La rareté des ressources publiques a beaucoup freiné l'Etat dans l'exécution des investissements à caractère public. Les différents programmes populaires de développement engagés au moment de la Révolution démocratique et populaire ont longuement justifié l'interventionnisme de l'Etat dans l'impulsion du développement. Mais depuis l'entrée du Burkina Faso dans la chaîne des ajustements structurels de son économie, la visibilité des investissements publics n'est plus évidente. Les gouvernements semblent indiquer qu'avant la mise en place des critères de convergence préconisés dans le cadre de l'UEMOA, aucun investissement n'était possible. Les réalisations en infrastructures routières, administratives et sanitaires ne sont pas perçues comme des actions concrètes de l'Etat. Elles sont travesties par la multitude des projets qui les accompagnent, la mauvaise foi des gouvernants dans leur réception est démontrée par la récupération politique qui en est faite. Dans l'esprit de certains agents publics chargés de la gestion de projet, l'argent du contribuable n'y est pour rien. Or, même si ces projets sont obtenus sur financements extérieurs, c'est finalement de la poche du contribuable que se fera, à long terme, le paiement.

L'institution d'une assemblée générale des gestionnaires de projets est la bienvenue mais ne permet pas réellement la perception des investissements effectués. Cette assise s'intéresse plus aux modalités d'intervention des partenaires au développement.

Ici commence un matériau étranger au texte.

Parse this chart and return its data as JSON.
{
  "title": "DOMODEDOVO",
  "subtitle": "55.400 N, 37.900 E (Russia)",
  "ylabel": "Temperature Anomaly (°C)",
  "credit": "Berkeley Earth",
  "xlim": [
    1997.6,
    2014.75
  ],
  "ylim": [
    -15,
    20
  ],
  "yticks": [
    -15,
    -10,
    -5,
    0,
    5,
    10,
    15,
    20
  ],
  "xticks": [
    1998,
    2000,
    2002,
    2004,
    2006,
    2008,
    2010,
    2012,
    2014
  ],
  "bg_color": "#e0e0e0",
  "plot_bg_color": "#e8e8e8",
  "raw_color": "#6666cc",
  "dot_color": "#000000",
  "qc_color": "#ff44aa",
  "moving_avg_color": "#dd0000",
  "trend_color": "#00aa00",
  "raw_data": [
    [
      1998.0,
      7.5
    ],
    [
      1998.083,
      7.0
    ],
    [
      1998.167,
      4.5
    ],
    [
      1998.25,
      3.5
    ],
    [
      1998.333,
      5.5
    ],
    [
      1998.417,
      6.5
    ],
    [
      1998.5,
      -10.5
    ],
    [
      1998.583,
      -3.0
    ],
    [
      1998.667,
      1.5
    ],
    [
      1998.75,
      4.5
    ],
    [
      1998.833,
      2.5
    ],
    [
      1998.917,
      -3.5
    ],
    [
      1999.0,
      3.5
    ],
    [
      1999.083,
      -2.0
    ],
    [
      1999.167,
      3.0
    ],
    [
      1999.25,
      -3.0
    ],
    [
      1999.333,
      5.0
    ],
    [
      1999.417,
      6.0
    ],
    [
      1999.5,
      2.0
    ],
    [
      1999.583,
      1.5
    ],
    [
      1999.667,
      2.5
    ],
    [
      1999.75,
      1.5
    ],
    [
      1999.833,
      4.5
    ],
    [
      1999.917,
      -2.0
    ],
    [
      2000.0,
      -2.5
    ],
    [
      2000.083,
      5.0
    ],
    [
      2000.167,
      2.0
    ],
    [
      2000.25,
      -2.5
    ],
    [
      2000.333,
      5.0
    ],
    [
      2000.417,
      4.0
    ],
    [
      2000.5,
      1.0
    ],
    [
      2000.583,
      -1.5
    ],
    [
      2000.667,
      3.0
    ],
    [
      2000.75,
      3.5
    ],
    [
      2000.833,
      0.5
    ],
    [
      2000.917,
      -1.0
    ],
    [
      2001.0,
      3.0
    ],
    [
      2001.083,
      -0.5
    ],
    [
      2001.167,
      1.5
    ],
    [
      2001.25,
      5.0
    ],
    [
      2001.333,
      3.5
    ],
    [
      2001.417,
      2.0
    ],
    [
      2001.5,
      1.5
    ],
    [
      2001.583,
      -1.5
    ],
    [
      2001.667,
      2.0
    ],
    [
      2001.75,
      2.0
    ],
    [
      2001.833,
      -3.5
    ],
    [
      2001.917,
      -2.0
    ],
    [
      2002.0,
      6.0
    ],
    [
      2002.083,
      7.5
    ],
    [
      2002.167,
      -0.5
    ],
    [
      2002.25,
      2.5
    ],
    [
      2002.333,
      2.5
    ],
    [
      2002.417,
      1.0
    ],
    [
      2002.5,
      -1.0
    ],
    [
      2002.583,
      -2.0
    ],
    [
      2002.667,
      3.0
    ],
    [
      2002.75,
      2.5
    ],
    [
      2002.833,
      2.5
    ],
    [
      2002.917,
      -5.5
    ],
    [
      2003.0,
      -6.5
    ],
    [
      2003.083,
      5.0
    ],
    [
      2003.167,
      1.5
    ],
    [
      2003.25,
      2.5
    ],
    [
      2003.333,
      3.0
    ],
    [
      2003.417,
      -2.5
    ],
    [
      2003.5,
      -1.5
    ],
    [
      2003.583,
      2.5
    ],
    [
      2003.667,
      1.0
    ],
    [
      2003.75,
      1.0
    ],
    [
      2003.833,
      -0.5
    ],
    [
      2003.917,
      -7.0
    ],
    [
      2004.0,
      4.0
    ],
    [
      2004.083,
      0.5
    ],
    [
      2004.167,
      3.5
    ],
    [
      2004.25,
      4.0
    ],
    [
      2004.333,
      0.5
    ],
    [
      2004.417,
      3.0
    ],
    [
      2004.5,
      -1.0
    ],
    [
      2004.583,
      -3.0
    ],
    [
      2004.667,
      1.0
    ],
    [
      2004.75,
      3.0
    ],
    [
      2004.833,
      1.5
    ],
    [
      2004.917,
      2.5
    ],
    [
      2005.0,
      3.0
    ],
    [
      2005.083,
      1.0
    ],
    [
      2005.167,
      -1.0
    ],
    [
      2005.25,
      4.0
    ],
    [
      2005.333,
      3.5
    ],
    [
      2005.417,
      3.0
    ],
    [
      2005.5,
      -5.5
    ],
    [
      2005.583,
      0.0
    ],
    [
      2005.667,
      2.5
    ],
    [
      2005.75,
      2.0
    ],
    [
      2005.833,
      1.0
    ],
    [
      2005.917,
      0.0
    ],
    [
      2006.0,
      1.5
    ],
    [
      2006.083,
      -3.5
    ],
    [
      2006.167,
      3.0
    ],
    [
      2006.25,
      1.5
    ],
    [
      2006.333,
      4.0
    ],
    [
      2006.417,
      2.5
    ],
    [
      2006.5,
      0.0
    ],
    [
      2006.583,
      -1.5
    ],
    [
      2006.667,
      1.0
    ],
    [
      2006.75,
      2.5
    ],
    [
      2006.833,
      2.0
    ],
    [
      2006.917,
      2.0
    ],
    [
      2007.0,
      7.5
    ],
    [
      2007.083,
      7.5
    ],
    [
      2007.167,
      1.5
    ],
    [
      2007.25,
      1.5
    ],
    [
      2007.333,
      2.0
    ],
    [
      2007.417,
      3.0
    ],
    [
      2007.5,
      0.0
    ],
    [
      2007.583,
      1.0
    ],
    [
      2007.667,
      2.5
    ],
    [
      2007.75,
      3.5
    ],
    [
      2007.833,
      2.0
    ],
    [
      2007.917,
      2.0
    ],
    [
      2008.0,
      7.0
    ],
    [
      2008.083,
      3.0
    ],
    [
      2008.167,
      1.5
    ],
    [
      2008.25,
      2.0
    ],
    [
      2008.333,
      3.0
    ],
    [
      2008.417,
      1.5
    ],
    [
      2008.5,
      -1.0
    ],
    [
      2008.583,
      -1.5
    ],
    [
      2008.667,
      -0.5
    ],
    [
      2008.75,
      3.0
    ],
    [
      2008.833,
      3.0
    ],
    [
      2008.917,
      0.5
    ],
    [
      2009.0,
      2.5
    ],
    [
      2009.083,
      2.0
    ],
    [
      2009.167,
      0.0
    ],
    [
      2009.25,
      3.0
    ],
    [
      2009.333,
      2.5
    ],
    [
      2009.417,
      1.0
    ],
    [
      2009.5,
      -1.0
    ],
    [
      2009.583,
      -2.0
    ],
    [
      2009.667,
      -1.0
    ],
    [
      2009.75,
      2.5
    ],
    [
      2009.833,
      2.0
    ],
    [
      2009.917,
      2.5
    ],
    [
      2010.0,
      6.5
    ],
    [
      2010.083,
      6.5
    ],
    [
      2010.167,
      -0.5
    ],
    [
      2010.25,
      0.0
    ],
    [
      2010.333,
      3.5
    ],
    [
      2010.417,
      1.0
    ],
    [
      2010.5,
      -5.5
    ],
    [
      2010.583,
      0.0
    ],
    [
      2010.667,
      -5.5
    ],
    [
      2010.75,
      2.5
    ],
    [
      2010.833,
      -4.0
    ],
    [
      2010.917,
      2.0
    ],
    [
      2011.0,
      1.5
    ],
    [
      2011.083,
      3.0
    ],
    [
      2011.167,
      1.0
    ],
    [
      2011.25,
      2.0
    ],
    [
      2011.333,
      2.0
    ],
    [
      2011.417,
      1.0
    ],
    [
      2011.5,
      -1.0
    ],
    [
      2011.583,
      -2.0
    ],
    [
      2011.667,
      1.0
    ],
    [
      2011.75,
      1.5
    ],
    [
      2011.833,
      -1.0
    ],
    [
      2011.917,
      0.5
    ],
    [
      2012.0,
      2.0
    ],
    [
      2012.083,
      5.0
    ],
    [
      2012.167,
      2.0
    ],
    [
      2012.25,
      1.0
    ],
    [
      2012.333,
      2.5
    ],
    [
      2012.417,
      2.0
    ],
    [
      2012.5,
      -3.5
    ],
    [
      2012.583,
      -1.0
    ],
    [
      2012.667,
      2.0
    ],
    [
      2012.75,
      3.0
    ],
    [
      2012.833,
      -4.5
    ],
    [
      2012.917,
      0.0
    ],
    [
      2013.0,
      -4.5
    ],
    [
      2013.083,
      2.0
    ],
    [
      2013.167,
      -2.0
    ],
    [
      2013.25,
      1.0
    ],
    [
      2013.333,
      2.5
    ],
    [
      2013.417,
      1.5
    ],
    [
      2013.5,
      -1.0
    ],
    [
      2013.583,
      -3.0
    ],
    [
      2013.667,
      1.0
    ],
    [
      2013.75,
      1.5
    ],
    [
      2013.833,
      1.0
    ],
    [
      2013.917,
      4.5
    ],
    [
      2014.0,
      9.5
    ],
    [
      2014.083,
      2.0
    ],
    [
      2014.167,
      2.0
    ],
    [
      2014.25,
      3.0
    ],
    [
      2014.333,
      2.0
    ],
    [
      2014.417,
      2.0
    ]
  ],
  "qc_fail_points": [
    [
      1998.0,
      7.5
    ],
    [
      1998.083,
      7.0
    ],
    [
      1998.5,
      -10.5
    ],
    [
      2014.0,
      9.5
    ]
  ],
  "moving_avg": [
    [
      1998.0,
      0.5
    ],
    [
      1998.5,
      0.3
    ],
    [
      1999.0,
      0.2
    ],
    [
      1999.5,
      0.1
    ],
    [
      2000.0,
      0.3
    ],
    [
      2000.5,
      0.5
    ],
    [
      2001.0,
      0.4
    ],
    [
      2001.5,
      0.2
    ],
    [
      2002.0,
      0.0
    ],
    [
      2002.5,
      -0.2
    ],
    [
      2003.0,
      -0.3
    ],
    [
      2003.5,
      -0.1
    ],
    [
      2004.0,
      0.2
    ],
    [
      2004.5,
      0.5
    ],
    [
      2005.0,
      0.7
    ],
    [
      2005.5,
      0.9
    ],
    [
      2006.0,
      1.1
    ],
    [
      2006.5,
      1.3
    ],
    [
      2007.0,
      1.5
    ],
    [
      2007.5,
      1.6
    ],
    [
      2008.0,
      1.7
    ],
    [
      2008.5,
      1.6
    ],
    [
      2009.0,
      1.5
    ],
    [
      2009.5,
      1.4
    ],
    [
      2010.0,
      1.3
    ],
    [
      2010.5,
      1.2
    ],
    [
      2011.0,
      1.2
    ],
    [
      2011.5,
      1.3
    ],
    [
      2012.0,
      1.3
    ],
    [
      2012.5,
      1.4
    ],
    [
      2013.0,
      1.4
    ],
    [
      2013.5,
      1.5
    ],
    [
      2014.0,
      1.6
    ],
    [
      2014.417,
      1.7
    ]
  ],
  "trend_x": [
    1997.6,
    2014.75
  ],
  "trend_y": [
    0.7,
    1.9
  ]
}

En définitive, une mauvaise gestion des finances publiques par le défaut de transparence et l'invisibilité des réalisations gouvernementales fait douter le contribuable de l'utilisation efficiente de l'impôt qu'il paie. Ce déficit d'informations l'entraîne dans l'incivisme fiscal manifesté par le non paiement spontané de l'impôt.

C - Les interférences politiques dans le fonctionnement de l'administration fiscale

1 - Les influences politiques

Les facteurs, entre autres, qui influence la « mentalité fiscale » du citoyen sont la politique gouvernementale et gestion gouvernementale. Certains agissements du politique infléchissent sensiblement le niveau du civisme fiscal.

D'une part, la confrontation violente des parties politiques crée un climat malsain dans la population et empêche toute action du service des impôts. Ce qui amène souvent à la suspension d'action de recouvrement par exemple. Le traitement alors de certains contribuables politiquement assis devient délicat. Aussi certains contribuables ont la perception que le traitement fiscal des dossiers est fonction de leurs appartenances politiques. L'imposition paraît lourde ou légère lorsque le contribuable considère appartenir ou pas au parti politique de l'agent d'assiette militant. Cet état d'esprit l'entraîne dans le non respect de ses obligations fiscales. Ce qui est accentué par de supposés « intouchables du fisc » parmi eux. Ces allégations prétentieuses sont malheureusement soutenues par les actions de quelques leaders politiques en mal d'assise locale.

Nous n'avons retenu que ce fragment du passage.